The Trump Administration has pledged to accelerate COVID-19 testing in the U.S. while helping find a coronavirus vaccine and safely guide the nation back to a thriving economy.
Trump delegated Pence to handle messaging for the pandemic response efforts. Pence recently said one or more vaccines could be available by year’s end.
CRIMES, GUNS & POLICING
Following the death of George Floyd while in the custody of Minneapolis police in May, Trump signed an executive order calling for several measures to help police while also reducing incidents of brutality and fatalities.
The order calls for police to ban the use of chokeholds except in extreme cases when an officer’s life is in danger, award federal grants to encourage higher certification standards regarding the use of force and to create a database that would track incidents of misconduct amongst police officers.
Trump is also campaigning on an anti-crime platform that would: provide funding to hire more police; boost criminal penalties for assaults on police; prosecute drive-by shootings as acts of domestic terrorism; prosecute groups such as ANTIFA; aggressively deport members of violent gangs from foreign countries; and prosecute people who desecrate public monuments, memorials, and statues.
While a staunch defender of the 2nd Amendment, Trump has outlined a strategy for curtailing gun violence in the wake of back-to-back mass shootings last year in El Paso, Texas, and Dayton, Ohio.
He has called for developing tools that can detect mass shooters before they strike, like scanning social media sites for hate manifestos. Second, he wants to discourage the availability of video games that inspire violence. Third, he wants mental health laws reformed so that disturbed people can more quickly be treated or confined. Trump also favors “red flag” laws, also known as “extreme-risk protection orders” to block access to firearms for people who have demonstrated a desire to kill others.

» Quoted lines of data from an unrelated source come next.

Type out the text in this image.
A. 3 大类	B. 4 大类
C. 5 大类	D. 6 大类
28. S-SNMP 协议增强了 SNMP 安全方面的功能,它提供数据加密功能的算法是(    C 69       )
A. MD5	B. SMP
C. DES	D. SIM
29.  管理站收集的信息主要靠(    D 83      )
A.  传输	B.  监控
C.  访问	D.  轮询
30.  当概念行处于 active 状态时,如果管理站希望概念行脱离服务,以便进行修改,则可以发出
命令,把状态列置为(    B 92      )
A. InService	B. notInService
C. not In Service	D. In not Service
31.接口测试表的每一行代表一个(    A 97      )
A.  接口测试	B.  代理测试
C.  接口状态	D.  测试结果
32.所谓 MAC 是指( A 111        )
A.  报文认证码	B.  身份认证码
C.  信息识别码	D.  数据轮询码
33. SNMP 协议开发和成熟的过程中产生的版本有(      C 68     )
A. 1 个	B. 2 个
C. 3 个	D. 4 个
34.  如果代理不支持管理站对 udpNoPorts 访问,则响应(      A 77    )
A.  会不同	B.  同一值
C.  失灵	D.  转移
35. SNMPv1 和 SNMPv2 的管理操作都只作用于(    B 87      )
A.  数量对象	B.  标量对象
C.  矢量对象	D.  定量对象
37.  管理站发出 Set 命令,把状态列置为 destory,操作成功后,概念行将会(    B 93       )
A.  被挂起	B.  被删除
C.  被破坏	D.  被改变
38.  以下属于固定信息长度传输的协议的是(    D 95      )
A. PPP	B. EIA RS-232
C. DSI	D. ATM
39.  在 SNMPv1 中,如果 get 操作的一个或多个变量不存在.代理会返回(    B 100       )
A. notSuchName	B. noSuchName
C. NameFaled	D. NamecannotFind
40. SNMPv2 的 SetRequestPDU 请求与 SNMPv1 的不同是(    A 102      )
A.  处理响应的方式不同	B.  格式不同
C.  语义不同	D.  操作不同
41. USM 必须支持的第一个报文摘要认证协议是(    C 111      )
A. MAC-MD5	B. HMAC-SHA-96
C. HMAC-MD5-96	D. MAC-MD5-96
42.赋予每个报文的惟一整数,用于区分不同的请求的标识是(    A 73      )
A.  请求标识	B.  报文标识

Bishops say Trump’s approval of capital punishment is contrary to their pro-life platform that declares all life is sacred. Nevertheless, the president has directed the Justice Department to resume executing inmates on the federal death row.
Included was the scheduled execution of Lezmond Charles Mitchell. Barring a last-minute reprieve, Mitchell would be the fourth federal inmate executed this summer, with one more scheduled for August and two more in September.

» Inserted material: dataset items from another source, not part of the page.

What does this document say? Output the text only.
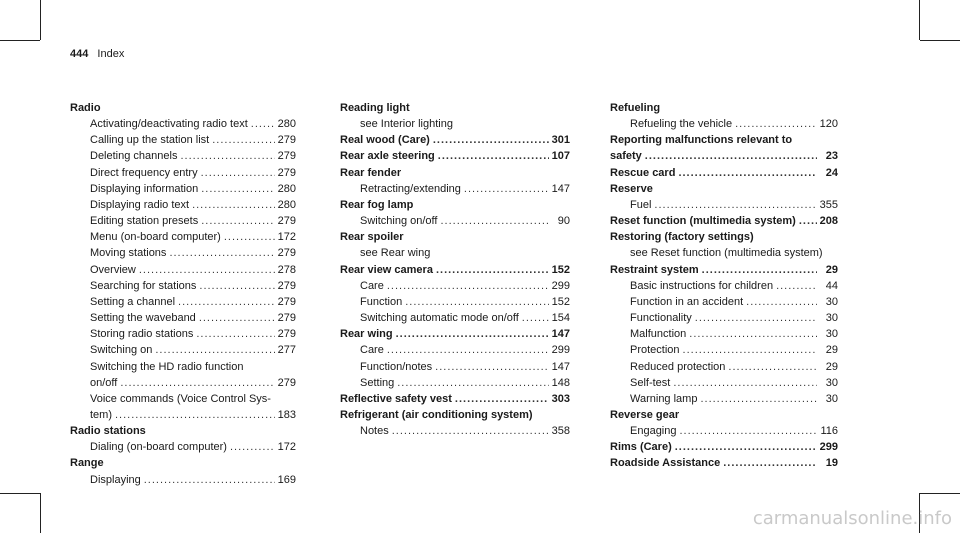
444 Index
Radio
Activating/deactivating radio text .....	280
Calling up the station list .....	279
Deleting channels .....	279
Direct frequency entry .....	279
Displaying information .....	280
Displaying radio text .....	280
Editing station presets .....	279
Menu (on-board computer) .....	172
Moving stations .....	279
Overview .....	278
Searching for stations .....	279
Setting a channel .....	279
Setting the waveband .....	279
Storing radio stations .....	279
Switching on .....	277
Switching the HD radio function
on/off .....	279
Voice commands (Voice Control Sys-
tem) .....	183
Radio stations
Dialing (on-board computer) .....	172
Range
Displaying .....	169
Reading light
see Interior lighting
Real wood (Care) .....	301
Rear axle steering .....	107
Rear fender
Retracting/extending .....	147
Rear fog lamp
Switching on/off .....	90
Rear spoiler
see Rear wing
Rear view camera .....	152
Care .....	299
Function .....	152
Switching automatic mode on/off .....	154
Rear wing .....	147
Care .....	299
Function/notes .....	147
Setting .....	148
Reflective safety vest .....	303
Refrigerant (air conditioning system)
Notes .....	358
Refueling
Refueling the vehicle .....	120
Reporting malfunctions relevant to
safety .....	23
Rescue card .....	24
Reserve
Fuel .....	355
Reset function (multimedia system) ..... 208
Restoring (factory settings)
see Reset function (multimedia system)
Restraint system .....	29
Basic instructions for children .....	44
Function in an accident .....	30
Functionality .....	30
Malfunction .....	30
Protection .....	29
Reduced protection .....	29
Self-test .....	30
Warning lamp .....	30
Reverse gear
Engaging .....	116
Rims (Care) .....	299
Roadside Assistance .....	19
carmanualsonline.info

Recently, Trump reiterated his death penalty support when he tweeted that Dzhokhar Tsarnaev, the convicted Boston Marathon bomber, deserved death. Boston Cardinal Seán Patrick O’Malley responded that “Catholic teaching does not support the taking of life as a means of achieving justice.”
Trump has called climate change a hoax that diminishes the power of the U.S. economy as an engine for freedom and prosperity at home and abroad. He opposed the Paris climate agreement and supports energy independence through bolstered domestic fuel production.
Meanwhile, Trump has worked to reverse the Affordable Care Act (ACA). He says Obamacare mandates crush American businesses and they come way short of making quality health care available to all.
NATIONAL DEFENSE AND FOREIGN AFFAIRS
Trump says he has kept his promises to rebuild U.S. military power while also working to bring American troops home from foreign engagements. He has boasted of standing up to North Korea, China, and Russia, while also unleashing raids against terrorist organizations in the Middle East.
Trump has also been heavily involved in relations with Israel. In 2017, Trump announced the recognition of Jerusalem as the capital of Israel and ordered the U.S. Embassy be moved from Tel Aviv to Jerusalem, which was completed one year later. Earlier this month, the administration helped broker a pact calling for normal relations between Israel and the UAE. According to a White House statement, “This historic diplomatic breakthrough will advance peace in the Middle East region” that will “unlock the great potential in the region.”